J’espère que les conseils pratiques partagés dans cet article vous aideront à travailler sur le cercle vicieux de la procrastination. Il est important de vous rappeler que cela ne se fait pas du jour au lendemain, mais nécessite du temps, de la patience et une pratique régulière.

Quelque soit la source (externe ou interne) de votre procrastination, il existe des piliers puissants sur lesquels vous pouvez vous appuyer dès à présent pour commencer à casser ce cercle vicieux.
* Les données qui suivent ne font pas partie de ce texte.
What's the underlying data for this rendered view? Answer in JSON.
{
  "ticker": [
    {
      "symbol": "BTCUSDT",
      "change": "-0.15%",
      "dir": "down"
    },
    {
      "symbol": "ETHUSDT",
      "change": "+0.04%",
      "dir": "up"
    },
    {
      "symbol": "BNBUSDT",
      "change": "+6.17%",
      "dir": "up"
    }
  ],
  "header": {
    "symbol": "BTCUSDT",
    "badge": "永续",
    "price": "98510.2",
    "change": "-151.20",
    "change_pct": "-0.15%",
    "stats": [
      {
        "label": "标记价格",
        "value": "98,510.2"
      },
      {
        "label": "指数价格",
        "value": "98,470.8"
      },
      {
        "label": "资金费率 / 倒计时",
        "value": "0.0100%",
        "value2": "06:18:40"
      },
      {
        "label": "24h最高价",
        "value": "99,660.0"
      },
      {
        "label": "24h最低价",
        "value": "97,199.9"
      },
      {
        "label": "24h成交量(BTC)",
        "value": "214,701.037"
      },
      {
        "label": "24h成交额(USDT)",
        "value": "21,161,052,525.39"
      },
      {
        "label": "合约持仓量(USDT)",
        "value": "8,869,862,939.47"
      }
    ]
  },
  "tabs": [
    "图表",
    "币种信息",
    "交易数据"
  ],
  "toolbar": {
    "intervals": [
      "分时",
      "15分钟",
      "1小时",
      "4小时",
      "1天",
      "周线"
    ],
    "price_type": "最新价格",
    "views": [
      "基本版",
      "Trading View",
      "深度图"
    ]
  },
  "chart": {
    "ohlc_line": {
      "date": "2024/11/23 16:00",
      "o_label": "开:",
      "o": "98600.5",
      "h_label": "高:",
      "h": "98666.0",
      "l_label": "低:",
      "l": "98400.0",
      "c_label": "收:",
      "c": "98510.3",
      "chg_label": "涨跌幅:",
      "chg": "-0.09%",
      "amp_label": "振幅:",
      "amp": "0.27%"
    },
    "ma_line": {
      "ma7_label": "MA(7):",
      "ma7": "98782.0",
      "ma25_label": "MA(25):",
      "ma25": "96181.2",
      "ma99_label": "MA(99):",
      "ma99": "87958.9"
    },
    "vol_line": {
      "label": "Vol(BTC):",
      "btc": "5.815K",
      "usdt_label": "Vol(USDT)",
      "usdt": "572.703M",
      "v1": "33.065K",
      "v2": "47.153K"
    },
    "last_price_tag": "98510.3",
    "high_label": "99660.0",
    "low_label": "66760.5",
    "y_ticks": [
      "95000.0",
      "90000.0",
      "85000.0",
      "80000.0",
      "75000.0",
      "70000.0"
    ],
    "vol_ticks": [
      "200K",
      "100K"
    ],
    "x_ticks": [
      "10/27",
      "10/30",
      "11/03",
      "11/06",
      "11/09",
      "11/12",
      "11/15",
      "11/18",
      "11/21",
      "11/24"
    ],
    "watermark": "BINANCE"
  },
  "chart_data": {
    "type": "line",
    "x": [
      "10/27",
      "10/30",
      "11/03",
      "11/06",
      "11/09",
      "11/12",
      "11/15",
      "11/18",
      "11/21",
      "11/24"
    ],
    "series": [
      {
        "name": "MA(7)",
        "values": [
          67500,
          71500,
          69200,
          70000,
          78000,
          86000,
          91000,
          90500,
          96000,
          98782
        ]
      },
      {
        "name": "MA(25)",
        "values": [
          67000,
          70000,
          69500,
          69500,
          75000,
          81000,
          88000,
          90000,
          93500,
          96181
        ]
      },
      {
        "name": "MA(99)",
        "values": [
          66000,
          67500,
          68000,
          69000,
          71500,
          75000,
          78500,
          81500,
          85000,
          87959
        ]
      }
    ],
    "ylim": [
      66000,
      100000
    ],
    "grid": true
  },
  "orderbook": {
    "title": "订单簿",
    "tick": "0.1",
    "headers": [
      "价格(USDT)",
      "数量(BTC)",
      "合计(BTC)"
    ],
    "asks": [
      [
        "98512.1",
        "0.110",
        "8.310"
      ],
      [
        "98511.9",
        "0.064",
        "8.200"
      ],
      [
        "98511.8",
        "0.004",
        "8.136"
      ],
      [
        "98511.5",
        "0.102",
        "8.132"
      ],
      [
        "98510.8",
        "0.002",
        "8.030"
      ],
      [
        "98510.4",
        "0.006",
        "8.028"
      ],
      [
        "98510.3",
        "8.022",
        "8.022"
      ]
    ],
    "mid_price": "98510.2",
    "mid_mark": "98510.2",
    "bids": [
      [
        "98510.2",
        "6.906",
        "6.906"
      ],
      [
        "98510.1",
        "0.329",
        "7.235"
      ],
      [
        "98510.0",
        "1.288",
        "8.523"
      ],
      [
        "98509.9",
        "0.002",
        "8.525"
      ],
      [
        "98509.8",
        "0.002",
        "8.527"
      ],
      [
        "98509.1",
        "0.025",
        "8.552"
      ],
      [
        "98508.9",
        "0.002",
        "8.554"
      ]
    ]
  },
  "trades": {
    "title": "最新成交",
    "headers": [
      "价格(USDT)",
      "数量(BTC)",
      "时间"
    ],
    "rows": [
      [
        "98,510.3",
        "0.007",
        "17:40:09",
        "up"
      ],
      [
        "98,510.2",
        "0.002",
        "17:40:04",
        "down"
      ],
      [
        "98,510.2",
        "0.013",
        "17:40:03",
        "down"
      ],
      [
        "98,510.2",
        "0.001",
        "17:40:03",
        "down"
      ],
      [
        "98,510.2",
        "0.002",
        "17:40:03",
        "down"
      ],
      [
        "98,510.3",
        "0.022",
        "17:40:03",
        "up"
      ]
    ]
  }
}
En les utilisant quotidiennement, vous pourrez travailler sur la procrastination afin de déployer votre plein potentiel, en développant des compétences psychologiques et comportementales efficaces et saines dans la vie de tous les jours.

 

Pour aller plus loin

Si vous souhaitez approfondir votre travail sur la procrastination ou encore votre parcours d'évolution personnelle, vous pouvez également faire appel à un professionnel.

Dans le cadre d’un travail sur la procrastination, l’estime de soi, la confiance en soi ou encore le perfectionnisme par exemples, les consultations appelées TECC ou TCC (pour thérapies émotionnelles, cognitives et comportementales) ont largement démontré leur efficacité. Elles permettent de mettre en œuvre un travail étayé et approfondi sur le plan émotionnel, corporel, cognitif (pensées limitantes, schémas automatiques...) et comportemental.